Friday, December 16, 2011

The"God" particle

Physicists around the world have something to celebrate this Christmas. Two groups of them, using the particle accelerator in Switzerland, have announced that they are tantalizingly close to bagging the biggest prize in physics (and a possible Nobel): the elusive Higgs particle, which the media have dubbed the "God particle." Perhaps next year, physicists will pop open the champagne bottles and proclaim they have found this particle.

Finding this missing Higgs particle, or boson, is big business. The European machine searching for it, the Large Hadron Collider, has cost many billions so far and is so huge it straddles the French-Swiss border, near Geneva. At 17 miles in circumference, the colossal structure is the largest machine of science ever built and consists of a gigantic ring in which two beams of protons are sent in opposite directions using powerful magnetic fields.

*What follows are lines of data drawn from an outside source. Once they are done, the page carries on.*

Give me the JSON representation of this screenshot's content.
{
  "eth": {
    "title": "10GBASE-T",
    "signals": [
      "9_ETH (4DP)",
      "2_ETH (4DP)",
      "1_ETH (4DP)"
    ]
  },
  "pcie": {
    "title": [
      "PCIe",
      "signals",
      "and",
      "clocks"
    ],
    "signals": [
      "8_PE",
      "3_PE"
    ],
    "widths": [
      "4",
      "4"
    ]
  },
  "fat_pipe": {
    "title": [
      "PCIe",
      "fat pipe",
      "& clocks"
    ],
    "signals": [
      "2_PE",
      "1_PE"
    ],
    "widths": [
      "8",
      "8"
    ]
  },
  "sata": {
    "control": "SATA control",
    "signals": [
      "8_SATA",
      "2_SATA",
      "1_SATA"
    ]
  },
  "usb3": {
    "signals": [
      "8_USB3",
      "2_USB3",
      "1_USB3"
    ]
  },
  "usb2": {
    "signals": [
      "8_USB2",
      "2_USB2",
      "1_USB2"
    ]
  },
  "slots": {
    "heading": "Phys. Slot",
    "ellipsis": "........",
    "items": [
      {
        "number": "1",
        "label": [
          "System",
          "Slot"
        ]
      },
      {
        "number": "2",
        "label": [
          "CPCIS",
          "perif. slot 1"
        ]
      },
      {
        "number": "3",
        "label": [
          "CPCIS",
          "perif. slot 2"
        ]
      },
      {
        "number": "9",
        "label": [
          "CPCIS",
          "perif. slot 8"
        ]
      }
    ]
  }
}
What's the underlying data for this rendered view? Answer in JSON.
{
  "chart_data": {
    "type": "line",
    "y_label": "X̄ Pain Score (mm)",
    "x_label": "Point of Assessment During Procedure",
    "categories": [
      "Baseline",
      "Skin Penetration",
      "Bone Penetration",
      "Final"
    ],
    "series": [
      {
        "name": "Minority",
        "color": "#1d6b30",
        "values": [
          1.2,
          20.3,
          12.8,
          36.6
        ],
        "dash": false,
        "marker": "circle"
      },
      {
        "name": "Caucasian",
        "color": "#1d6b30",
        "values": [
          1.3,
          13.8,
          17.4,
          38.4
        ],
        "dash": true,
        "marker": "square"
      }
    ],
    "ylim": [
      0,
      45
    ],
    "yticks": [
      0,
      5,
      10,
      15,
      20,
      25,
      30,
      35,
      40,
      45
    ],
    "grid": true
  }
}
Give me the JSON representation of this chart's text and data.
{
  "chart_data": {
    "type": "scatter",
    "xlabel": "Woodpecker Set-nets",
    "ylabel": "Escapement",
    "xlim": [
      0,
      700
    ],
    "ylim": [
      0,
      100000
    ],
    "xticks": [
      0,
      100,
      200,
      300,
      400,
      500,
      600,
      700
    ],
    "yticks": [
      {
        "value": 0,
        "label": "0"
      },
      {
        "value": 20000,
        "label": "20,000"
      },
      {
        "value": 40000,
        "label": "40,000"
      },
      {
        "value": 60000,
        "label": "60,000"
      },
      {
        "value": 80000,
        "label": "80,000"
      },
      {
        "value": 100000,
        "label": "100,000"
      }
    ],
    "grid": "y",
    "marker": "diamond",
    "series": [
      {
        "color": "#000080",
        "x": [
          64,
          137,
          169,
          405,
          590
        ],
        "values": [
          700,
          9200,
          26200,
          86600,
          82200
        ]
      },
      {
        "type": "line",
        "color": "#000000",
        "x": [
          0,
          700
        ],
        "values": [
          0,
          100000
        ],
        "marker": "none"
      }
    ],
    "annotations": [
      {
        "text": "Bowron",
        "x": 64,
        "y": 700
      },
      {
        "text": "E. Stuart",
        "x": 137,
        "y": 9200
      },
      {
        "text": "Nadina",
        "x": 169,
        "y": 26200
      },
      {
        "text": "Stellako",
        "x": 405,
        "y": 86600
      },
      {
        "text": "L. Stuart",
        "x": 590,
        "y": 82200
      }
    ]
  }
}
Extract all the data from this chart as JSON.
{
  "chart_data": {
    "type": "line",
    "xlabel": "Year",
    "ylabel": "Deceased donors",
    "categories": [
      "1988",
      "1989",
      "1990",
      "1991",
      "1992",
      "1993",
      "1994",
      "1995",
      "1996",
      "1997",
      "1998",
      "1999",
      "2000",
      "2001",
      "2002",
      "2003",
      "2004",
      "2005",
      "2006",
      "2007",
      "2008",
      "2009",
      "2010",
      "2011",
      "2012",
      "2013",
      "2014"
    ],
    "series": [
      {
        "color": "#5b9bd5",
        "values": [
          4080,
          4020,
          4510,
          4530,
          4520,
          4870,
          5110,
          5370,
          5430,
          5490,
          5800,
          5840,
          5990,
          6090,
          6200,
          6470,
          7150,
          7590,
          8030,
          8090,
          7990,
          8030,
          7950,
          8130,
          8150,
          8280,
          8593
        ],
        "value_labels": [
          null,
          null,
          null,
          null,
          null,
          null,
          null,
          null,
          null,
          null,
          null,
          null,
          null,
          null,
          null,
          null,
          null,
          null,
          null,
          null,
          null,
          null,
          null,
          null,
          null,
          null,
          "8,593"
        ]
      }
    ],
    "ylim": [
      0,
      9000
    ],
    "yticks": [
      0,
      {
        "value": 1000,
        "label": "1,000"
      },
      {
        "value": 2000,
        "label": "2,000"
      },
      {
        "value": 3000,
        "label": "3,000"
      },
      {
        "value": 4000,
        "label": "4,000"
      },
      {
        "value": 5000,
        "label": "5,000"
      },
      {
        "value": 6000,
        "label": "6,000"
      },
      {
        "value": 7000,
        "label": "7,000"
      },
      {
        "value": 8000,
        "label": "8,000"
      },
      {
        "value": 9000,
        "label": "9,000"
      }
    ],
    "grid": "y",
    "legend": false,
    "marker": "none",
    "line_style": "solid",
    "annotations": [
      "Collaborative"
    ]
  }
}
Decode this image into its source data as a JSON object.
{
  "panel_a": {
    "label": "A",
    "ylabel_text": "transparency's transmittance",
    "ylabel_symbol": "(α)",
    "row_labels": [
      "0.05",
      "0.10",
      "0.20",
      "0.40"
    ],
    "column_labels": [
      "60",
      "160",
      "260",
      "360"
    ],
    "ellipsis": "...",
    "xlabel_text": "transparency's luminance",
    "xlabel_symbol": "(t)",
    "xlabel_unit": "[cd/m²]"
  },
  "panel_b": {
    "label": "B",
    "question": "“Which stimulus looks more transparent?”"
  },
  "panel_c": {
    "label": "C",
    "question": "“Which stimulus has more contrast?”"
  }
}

The collider's purpose is to recreate, on a tiny scale, the instant of genesis. It accelerates protons to 99.999999% the speed of light. When the two beams collide, they release a titanic energy of 14 trillion electron volts and a shower of subatomic particles shooting out in all directions. Huge detectors, the size of large apartment buildings, are needed to record the image of this particle spray.

Then supercomputers analyze these subatomic tracks by, in effect, running the video tape backwards. By reassembling the motion of this spray of particles as it emerges from a single point, computers can determine if various exotic subatomic particles were momentarily produced at the instant of the collision.